La presse indépendante, ou du moins ce qu’il en reste, veille néanmoins au grain. Exemple, cette série d’articles accusant le fiston Erdogan de placer des membres de confréries religieuses, avec lesquelles il entretient des liens étroits, à des postes privilégiés au sein de l’appareil d’État. Depuis que l’AKP a perdu plusieurs grandes villes aux élections municipales de 2019, l’opposition se ragaillardit, encouragée par la victoire de deux maires kémalistes à la tête d’Ankara et Istanbul. Documents à l’appui, Mansur Yavas et Ekrem Imamoglu dénoncent les magouilles et la corruption qui entachent l’entourage du président. Deux anciens cofondateurs de l’AKP, l’ex-premier ministre Ahmet Davutoglu et l’ex-ministre de l’économie, Ali Babacan, donnent également de la voix contre Erdogan. À l’unisson, ils n’ont de cesse de dénoncer « le régime d’un seul homme », qu’ils estiment fatal pour le pays.
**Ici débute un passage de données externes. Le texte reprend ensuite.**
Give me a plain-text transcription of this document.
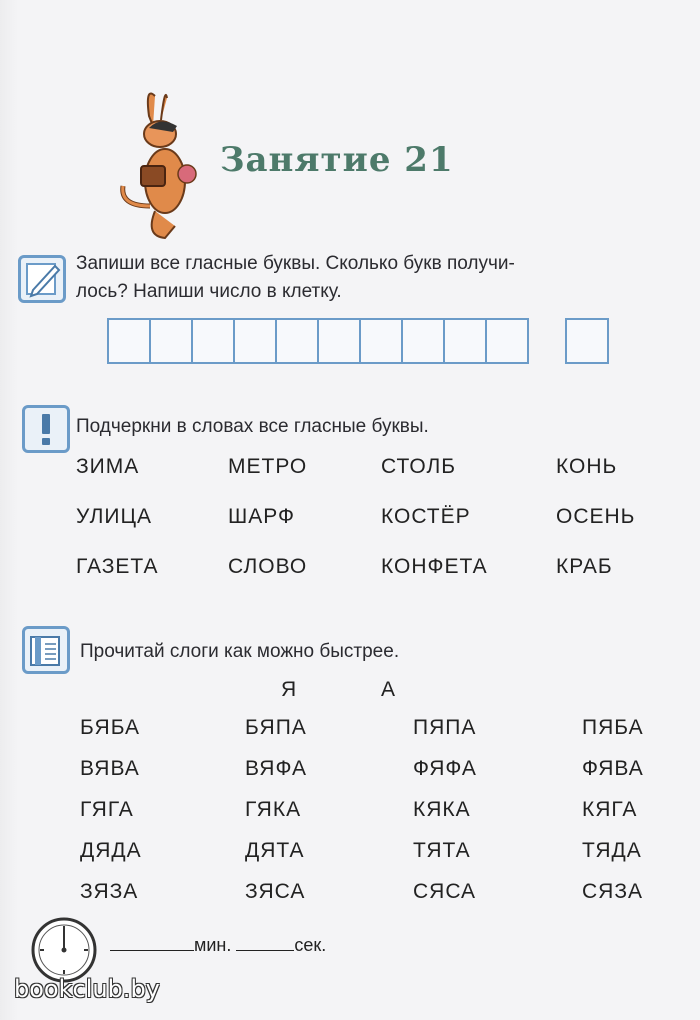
Занятие 21
Запиши все гласные буквы. Сколько букв получи-
лось? Напиши число в клетку.
Подчеркни в словах все гласные буквы.
ЗИМА	МЕТРО	СТОЛБ	КОНЬ
УЛИЦА	ШАРФ	КОСТЁР	ОСЕНЬ
ГАЗЕТА	СЛОВО	КОНФЕТА	КРАБ
Прочитай слоги как можно быстрее.
Я	А
БЯБА	БЯПА	ПЯПА	ПЯБА
ВЯВА	ВЯФА	ФЯФА	ФЯВА
ГЯГА	ГЯКА	КЯКА	КЯГА
ДЯДА	ДЯТА	ТЯТА	ТЯДА
ЗЯЗА	ЗЯСА	СЯСА	СЯЗА
мин.	сек.
bookclub.by
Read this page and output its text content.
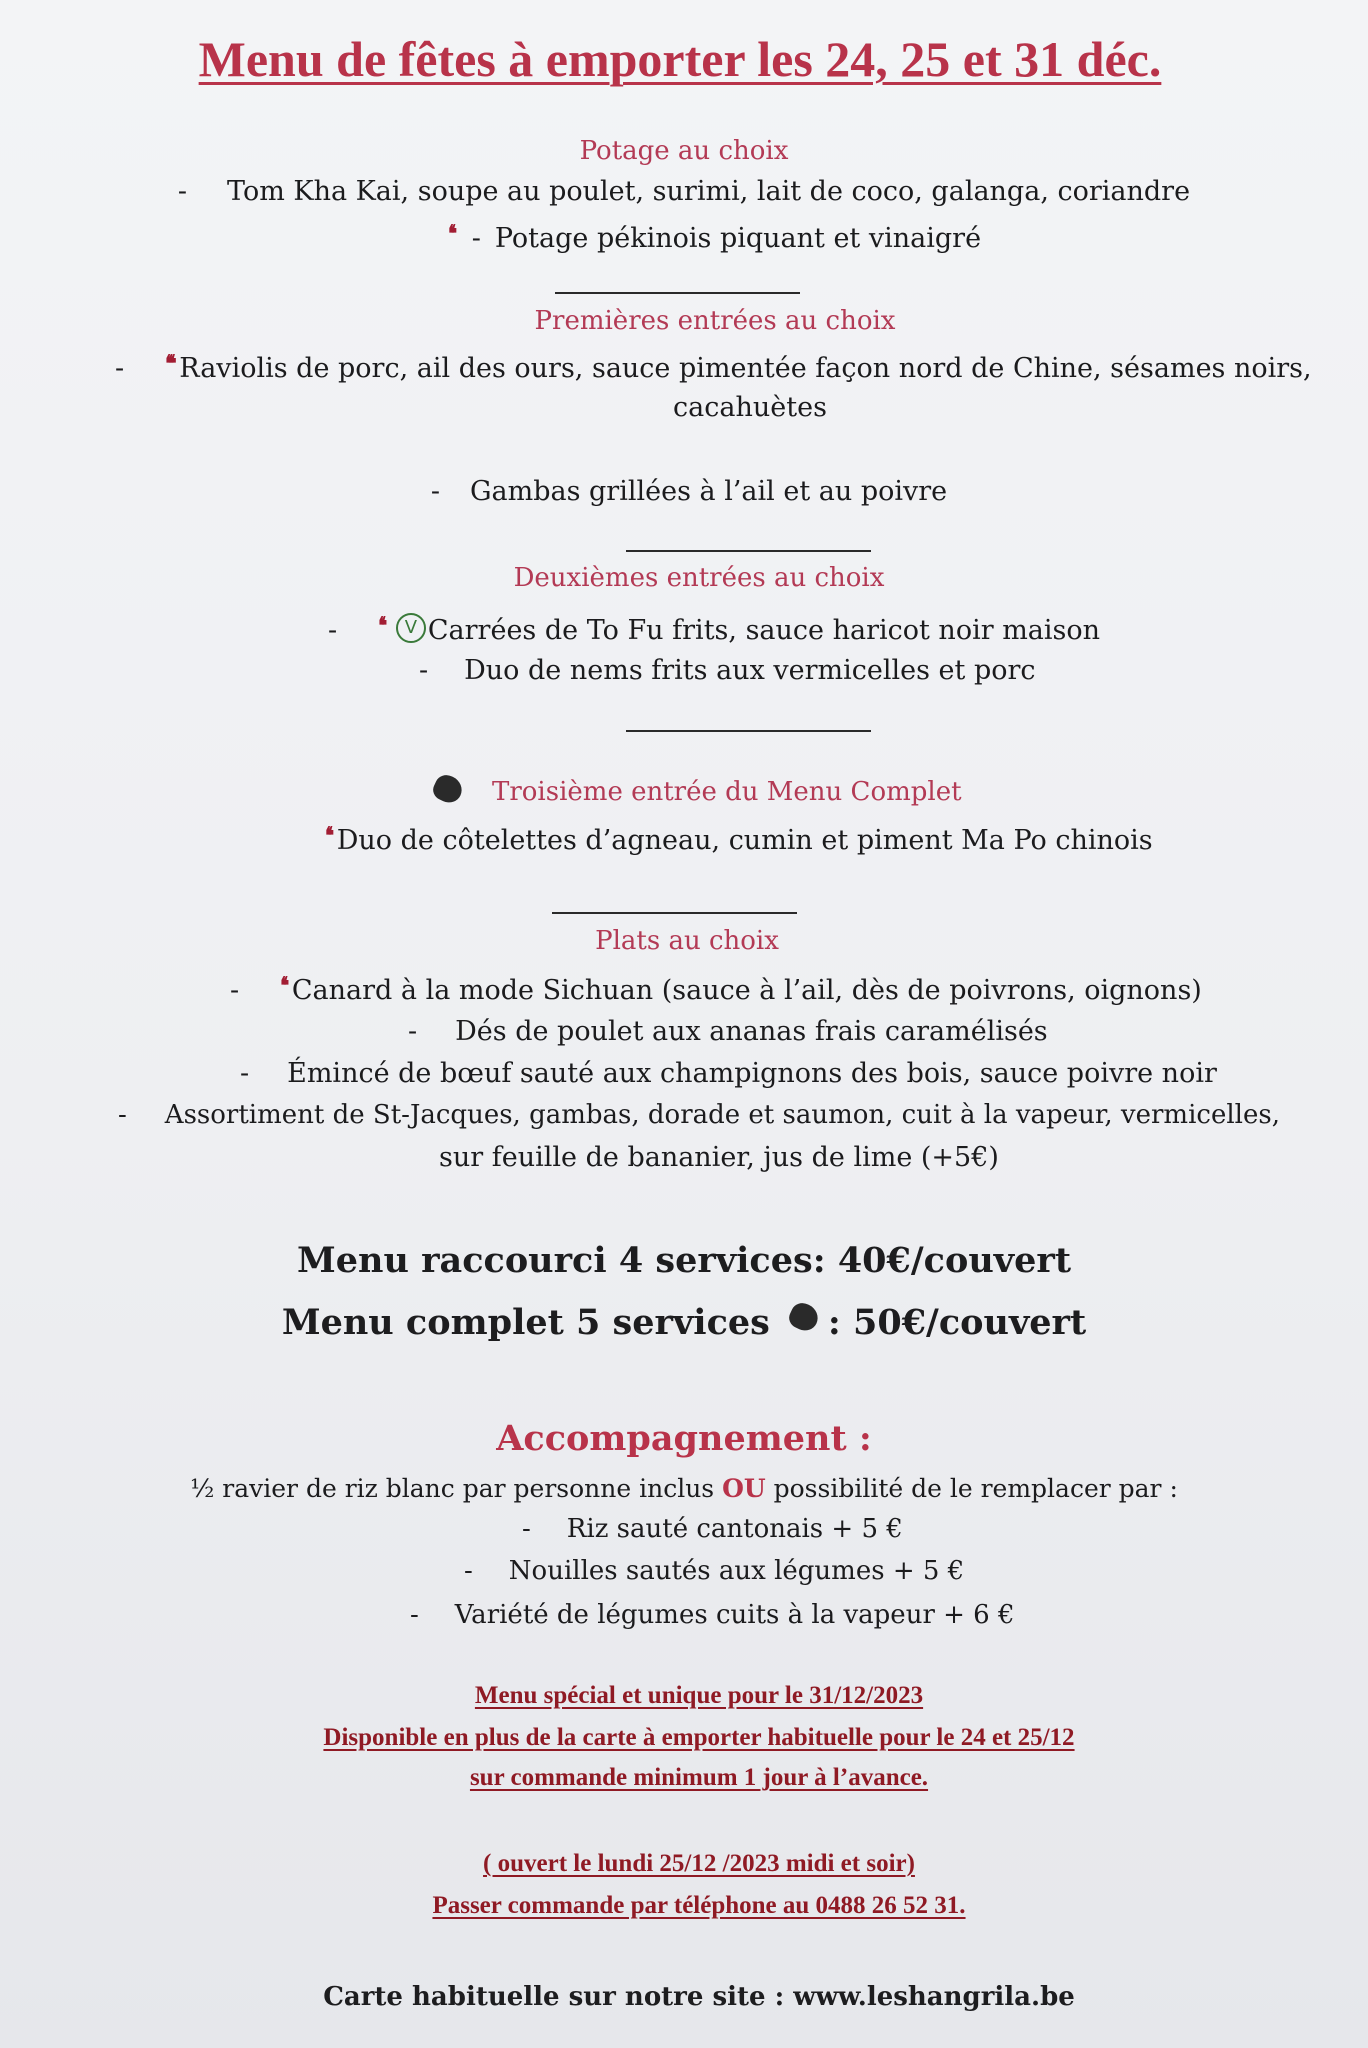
Menu de fêtes à emporter les 24, 25 et 31 déc.
Potage au choix
- Tom Kha Kai, soupe au poulet, surimi, lait de coco, galanga, coriandre
❛❛ - Potage pékinois piquant et vinaigré
Premières entrées au choix
- ❛❛❛ Raviolis de porc, ail des ours, sauce pimentée façon nord de Chine, sésames noirs,
cacahuètes
- Gambas grillées à l’ail et au poivre
Deuxièmes entrées au choix
- ❛❛ V Carrées de To Fu frits, sauce haricot noir maison
- Duo de nems frits aux vermicelles et porc
Troisième entrée du Menu Complet
❛❛ Duo de côtelettes d’agneau, cumin et piment Ma Po chinois
Plats au choix
- ❛❛ Canard à la mode Sichuan (sauce à l’ail, dès de poivrons, oignons)
- Dés de poulet aux ananas frais caramélisés
- Émincé de bœuf sauté aux champignons des bois, sauce poivre noir
- Assortiment de St-Jacques, gambas, dorade et saumon, cuit à la vapeur, vermicelles,
sur feuille de bananier, jus de lime (+5€)
Menu raccourci 4 services: 40€/couvert
Menu complet 5 services : 50€/couvert
Accompagnement :
½ ravier de riz blanc par personne inclus OU possibilité de le remplacer par :
- Riz sauté cantonais + 5 €
- Nouilles sautés aux légumes + 5 €
- Variété de légumes cuits à la vapeur + 6 €
Menu spécial et unique pour le 31/12/2023
Disponible en plus de la carte à emporter habituelle pour le 24 et 25/12
sur commande minimum 1 jour à l’avance.
( ouvert le lundi 25/12 /2023 midi et soir)
Passer commande par téléphone au 0488 26 52 31.
Carte habituelle sur notre site : www.leshangrila.be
Si elles parviennent à former un bloc uni, en ralliant à leur cause d’autres petits partis et en mettant de côté leurs divergences et leurs ego, ces différentes figures de l’opposition pourraient pour la première fois présenter une menace sérieuse contre lui. Fragilisé, le numéro un de Turquie n’est pourtant pas homme à se laisser abattre. Par le passé, cet as de la tactique a prouvé qu’il était capable de convoquer des élections anticipées ou de faire réviser les lois, pourvu qu’elles l’aident à assurer sa longévité. Et l’approche du scrutin prévu en 2023 ne fera qu’augmenter la probabilité de nouvelles « surprises ». « Beaucoup d’observateurs considèrent que le président turc pourrait encourir de nombreux problèmes judiciaires s’il venait à être battu. C’est pourquoi tous les coups seront permis dans les mois à venir », prédit Didier Billion, spécialiste de la Turquie et directeur adjoint de l’Iris.